Britain has no real debt in foreign currencies. Like other AAA states, it borrows in its own currency. This is a lifesaver.  

However, and here is the awful catch, some of these private banks have vast dollar positions, so as more of them fall into the hands of the British state (partially or fully) the dollar debt implicitly moves across onto the sovereign balance sheet.

This is not a subject that I have seen discussed anywhere, but it is worth pondering. What killed Iceland was the dollar/euro debts of its three big banks, not its own sovereign debt in Krona. It is the dollar liabilities of Russia’s banks and companies that is now causing a run on the rouble.

Here lies the real danger of taking over all these banks so nonchalantly.

I suspect that some hedge funds have already spotted this Achilles Heel and are now testing the trade.

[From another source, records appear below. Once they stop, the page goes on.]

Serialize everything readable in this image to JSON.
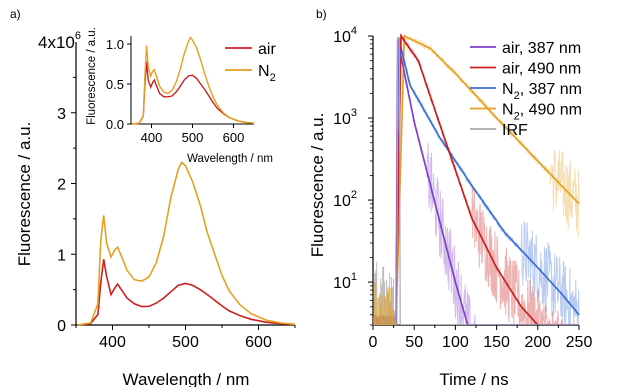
{
  "chart_data": [
    {
      "panel_label": "a)",
      "type": "line",
      "xlabel": "Wavelength / nm",
      "ylabel": "Fluorescence / a.u.",
      "xlim": [
        350,
        650
      ],
      "ylim": [
        0,
        4000000
      ],
      "y_scale_label": "4x10",
      "y_scale_exp": "6",
      "xticks": [
        400,
        500,
        600
      ],
      "yticks": [
        0,
        1,
        2,
        3
      ],
      "ytick_factor": 1000000,
      "legend": {
        "position": "top-right",
        "entries": [
          {
            "label": "air",
            "color": "#cc1f1f"
          },
          {
            "label": "N",
            "sub": "2",
            "color": "#e6a020"
          }
        ]
      },
      "series": [
        {
          "name": "air",
          "color": "#cc1f1f",
          "x": [
            352,
            370,
            380,
            384,
            388,
            392,
            398,
            403,
            407,
            412,
            420,
            430,
            440,
            450,
            460,
            470,
            480,
            490,
            500,
            510,
            520,
            530,
            540,
            550,
            560,
            575,
            590,
            610,
            630,
            650
          ],
          "y": [
            0,
            20000,
            150000,
            600000,
            930000,
            680000,
            430000,
            520000,
            580000,
            500000,
            380000,
            300000,
            260000,
            265000,
            310000,
            380000,
            470000,
            560000,
            590000,
            560000,
            500000,
            430000,
            350000,
            270000,
            200000,
            130000,
            80000,
            40000,
            20000,
            10000
          ]
        },
        {
          "name": "N2",
          "color": "#e6a020",
          "x": [
            352,
            370,
            380,
            384,
            388,
            392,
            398,
            403,
            407,
            412,
            420,
            430,
            440,
            450,
            460,
            470,
            480,
            490,
            495,
            500,
            510,
            520,
            530,
            540,
            550,
            560,
            575,
            590,
            610,
            630,
            650
          ],
          "y": [
            0,
            30000,
            300000,
            1200000,
            1550000,
            1150000,
            960000,
            1060000,
            1100000,
            980000,
            770000,
            640000,
            620000,
            680000,
            880000,
            1250000,
            1800000,
            2200000,
            2300000,
            2250000,
            2020000,
            1700000,
            1300000,
            1000000,
            700000,
            480000,
            280000,
            160000,
            70000,
            30000,
            10000
          ]
        }
      ],
      "inset": {
        "type": "line",
        "xlabel": "Wavelength / nm",
        "ylabel": "Fluorescence / a.u.",
        "xlim": [
          350,
          650
        ],
        "ylim": [
          0,
          1.1
        ],
        "xticks": [
          400,
          500,
          600
        ],
        "yticks": [
          "0.0",
          "0.5",
          "1.0"
        ],
        "series": [
          {
            "name": "air",
            "color": "#cc1f1f",
            "x": [
              352,
              370,
              380,
              384,
              388,
              392,
              398,
              403,
              407,
              412,
              420,
              430,
              440,
              450,
              460,
              470,
              480,
              490,
              500,
              510,
              520,
              530,
              540,
              550,
              560,
              575,
              590,
              610,
              630,
              650
            ],
            "y": [
              0,
              0.01,
              0.1,
              0.5,
              0.78,
              0.55,
              0.46,
              0.52,
              0.55,
              0.48,
              0.38,
              0.34,
              0.34,
              0.35,
              0.4,
              0.47,
              0.55,
              0.6,
              0.61,
              0.57,
              0.5,
              0.43,
              0.35,
              0.27,
              0.2,
              0.13,
              0.08,
              0.04,
              0.02,
              0.01
            ]
          },
          {
            "name": "N2",
            "color": "#e6a020",
            "x": [
              352,
              370,
              380,
              384,
              388,
              392,
              398,
              403,
              407,
              412,
              420,
              430,
              440,
              450,
              460,
              470,
              480,
              490,
              495,
              500,
              510,
              520,
              530,
              540,
              550,
              560,
              575,
              590,
              610,
              630,
              650
            ],
            "y": [
              0,
              0.01,
              0.1,
              0.6,
              0.98,
              0.72,
              0.6,
              0.66,
              0.68,
              0.6,
              0.47,
              0.4,
              0.38,
              0.42,
              0.52,
              0.68,
              0.88,
              1.03,
              1.08,
              1.05,
              0.95,
              0.8,
              0.62,
              0.47,
              0.34,
              0.24,
              0.14,
              0.08,
              0.04,
              0.02,
              0.01
            ]
          }
        ]
      }
    },
    {
      "panel_label": "b)",
      "type": "line",
      "xlabel": "Time / ns",
      "ylabel": "Fluorescence / a.u.",
      "yscale": "log",
      "xlim": [
        0,
        250
      ],
      "ylim": [
        3,
        10000
      ],
      "xticks": [
        0,
        50,
        100,
        150,
        200,
        250
      ],
      "yticks_major": [
        {
          "value": 10,
          "base": "10",
          "exp": "1"
        },
        {
          "value": 100,
          "base": "10",
          "exp": "2"
        },
        {
          "value": 1000,
          "base": "10",
          "exp": "3"
        },
        {
          "value": 10000,
          "base": "10",
          "exp": "4"
        }
      ],
      "legend": {
        "position": "top-right",
        "entries": [
          {
            "label": "air, 387 nm",
            "color": "#8040c8"
          },
          {
            "label": "air, 490 nm",
            "color": "#cc1f1f"
          },
          {
            "label": "N",
            "sub": "2",
            "suffix": ", 387 nm",
            "color": "#3a6fd8"
          },
          {
            "label": "N",
            "sub": "2",
            "suffix": ", 490 nm",
            "color": "#e6a020"
          },
          {
            "label": "IRF",
            "color": "#aaaaaa"
          }
        ]
      },
      "series": [
        {
          "name": "air, 387 nm",
          "color": "#8040c8",
          "noise_from": 65,
          "t0": 28,
          "peak_t": 30,
          "decay": [
            [
              30,
              9000
            ],
            [
              50,
              900
            ],
            [
              80,
              60
            ],
            [
              100,
              10
            ],
            [
              115,
              3
            ]
          ]
        },
        {
          "name": "air, 490 nm",
          "color": "#cc1f1f",
          "noise_from": 120,
          "t0": 28,
          "peak_t": 34,
          "decay": [
            [
              34,
              10000
            ],
            [
              55,
              5000
            ],
            [
              80,
              900
            ],
            [
              120,
              60
            ],
            [
              150,
              15
            ],
            [
              180,
              5
            ],
            [
              200,
              3
            ]
          ]
        },
        {
          "name": "N2, 387 nm",
          "color": "#3a6fd8",
          "noise_from": 180,
          "t0": 28,
          "peak_t": 31,
          "decay": [
            [
              31,
              9500
            ],
            [
              45,
              2500
            ],
            [
              80,
              600
            ],
            [
              120,
              150
            ],
            [
              160,
              40
            ],
            [
              200,
              15
            ],
            [
              230,
              7
            ],
            [
              250,
              4
            ]
          ]
        },
        {
          "name": "N2, 490 nm",
          "color": "#e6a020",
          "noise_from": 215,
          "t0": 28,
          "peak_t": 38,
          "decay": [
            [
              38,
              10000
            ],
            [
              70,
              7000
            ],
            [
              100,
              3500
            ],
            [
              150,
              1000
            ],
            [
              200,
              300
            ],
            [
              250,
              90
            ]
          ]
        },
        {
          "name": "IRF",
          "color": "#aaaaaa",
          "irf": [
            [
              0,
              3
            ],
            [
              29,
              3
            ],
            [
              30,
              9500
            ],
            [
              32,
              9500
            ],
            [
              33,
              3
            ],
            [
              250,
              3
            ]
          ]
        }
      ]
    }
  ]
}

(Although a US hedge fund told me last weekend he was targeting the default risk in five other countries in Europe — and the EIB —  but not British debt because he thought that the UK’s role as a military power and a permanent UN Security Council member provided an extra shield, ie the global order has too much political investment in Britain to let it happen. I have no idea whether this is a good judgement, but I pass it on)

By the way, my colleague Yvette Essen showed me the CDS data on some of the US states. These are quite revealing too.

Michigan    192
California    165
Nevada       164
New Jersey 150
Ohio           104  

So, California is now priced as a greater bankruptcy risk than Slovakia 150.

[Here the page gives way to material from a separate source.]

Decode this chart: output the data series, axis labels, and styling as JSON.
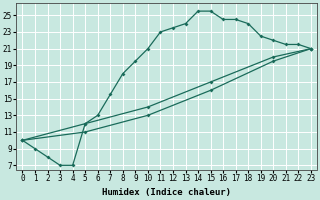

One Response to “Bankruptcy update, Britain plus California”

  1. inthesenewtimes said

    “This is not a subject that I have seen discussed anywhere, but it is worth pondering.’
    The question of dollar positions is discussed by Willem Buiter:

    inthesenewtimes.com/2008/…
    sterling-crisis-or-are-we-in-one-already/

    I’m glad someone at last has raised the geopolitical aspect of this situation:

    “the UK’s role as a military power and a permanent UN Security Council member provided an extra shield, ie the global order has too much political investment in Britain to let it happen’

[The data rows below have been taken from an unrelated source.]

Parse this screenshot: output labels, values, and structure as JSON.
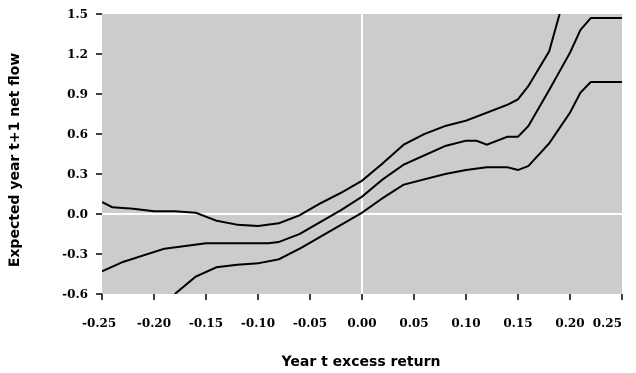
{
  "chart_data": {
    "type": "line",
    "title": "",
    "xlabel": "Year t excess return",
    "ylabel": "Expected year t+1 net flow",
    "xlim": [
      -0.25,
      0.25
    ],
    "ylim": [
      -0.6,
      1.5
    ],
    "x_ticks": [
      -0.25,
      -0.2,
      -0.15,
      -0.1,
      -0.05,
      0.0,
      0.05,
      0.1,
      0.15,
      0.2,
      0.25
    ],
    "x_tick_labels": [
      "-0.25",
      "-0.20",
      "-0.15",
      "-0.10",
      "-0.05",
      "0.00",
      "0.05",
      "0.10",
      "0.15",
      "0.20",
      "0.25"
    ],
    "y_ticks": [
      -0.6,
      -0.3,
      0.0,
      0.3,
      0.6,
      0.9,
      1.2,
      1.5
    ],
    "y_tick_labels": [
      "-0.6",
      "-0.3",
      "0.0",
      "0.3",
      "0.6",
      "0.9",
      "1.2",
      "1.5"
    ],
    "grid": false,
    "reference_lines": {
      "x": 0.0,
      "y": 0.0,
      "color": "#ffffff"
    },
    "colors": {
      "plot_background": "#cccccc",
      "line": "#000000"
    },
    "series": [
      {
        "role": "upper band",
        "x": [
          -0.25,
          -0.24,
          -0.22,
          -0.2,
          -0.18,
          -0.16,
          -0.14,
          -0.12,
          -0.1,
          -0.08,
          -0.06,
          -0.04,
          -0.02,
          0.0,
          0.02,
          0.04,
          0.06,
          0.08,
          0.1,
          0.12,
          0.14,
          0.15,
          0.16,
          0.18,
          0.19
        ],
        "y": [
          0.09,
          0.05,
          0.04,
          0.02,
          0.02,
          0.01,
          -0.05,
          -0.08,
          -0.09,
          -0.07,
          -0.01,
          0.08,
          0.16,
          0.25,
          0.38,
          0.52,
          0.6,
          0.66,
          0.7,
          0.76,
          0.82,
          0.86,
          0.96,
          1.22,
          1.5
        ]
      },
      {
        "role": "estimate",
        "x": [
          -0.25,
          -0.23,
          -0.21,
          -0.19,
          -0.17,
          -0.15,
          -0.13,
          -0.11,
          -0.09,
          -0.08,
          -0.06,
          -0.04,
          -0.02,
          0.0,
          0.02,
          0.04,
          0.06,
          0.08,
          0.1,
          0.11,
          0.12,
          0.13,
          0.14,
          0.15,
          0.16,
          0.18,
          0.2,
          0.21,
          0.22,
          0.25
        ],
        "y": [
          -0.43,
          -0.36,
          -0.31,
          -0.26,
          -0.24,
          -0.22,
          -0.22,
          -0.22,
          -0.22,
          -0.21,
          -0.15,
          -0.06,
          0.03,
          0.13,
          0.26,
          0.37,
          0.44,
          0.51,
          0.55,
          0.55,
          0.52,
          0.55,
          0.58,
          0.58,
          0.66,
          0.93,
          1.21,
          1.38,
          1.47,
          1.47
        ]
      },
      {
        "role": "lower band",
        "x": [
          -0.18,
          -0.16,
          -0.14,
          -0.12,
          -0.1,
          -0.08,
          -0.06,
          -0.04,
          -0.02,
          0.0,
          0.02,
          0.04,
          0.06,
          0.08,
          0.1,
          0.12,
          0.14,
          0.15,
          0.16,
          0.18,
          0.2,
          0.21,
          0.22,
          0.25
        ],
        "y": [
          -0.6,
          -0.47,
          -0.4,
          -0.38,
          -0.37,
          -0.34,
          -0.26,
          -0.17,
          -0.08,
          0.01,
          0.12,
          0.22,
          0.26,
          0.3,
          0.33,
          0.35,
          0.35,
          0.33,
          0.36,
          0.53,
          0.76,
          0.91,
          0.99,
          0.99
        ]
      }
    ]
  }
}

    Had the Iraq war been a success it would have strengthened the financial position of the US and the UK. But it has not been a success; nor has the Afghan war. The result is a negative effect on the pound/ dollar since other countries are looking around for alternative global leadership. The situation of the UK economy is, therefore, much worse than the statistics make out as I have argued for some time;

    http://www.endofempire.org/oped_...

    http://www.endofempire.org/oped_...

    In addition China, for example, no longer has any motive to buy into UK government debt as opposed to US government debt:

    inthesenewtimes.com/2008/…

    The markets are likely then to drive the pound down to a level at which they think it might enter the Euro. It would be as well to begin negotiating this now rather than wait until the markets force it upon us.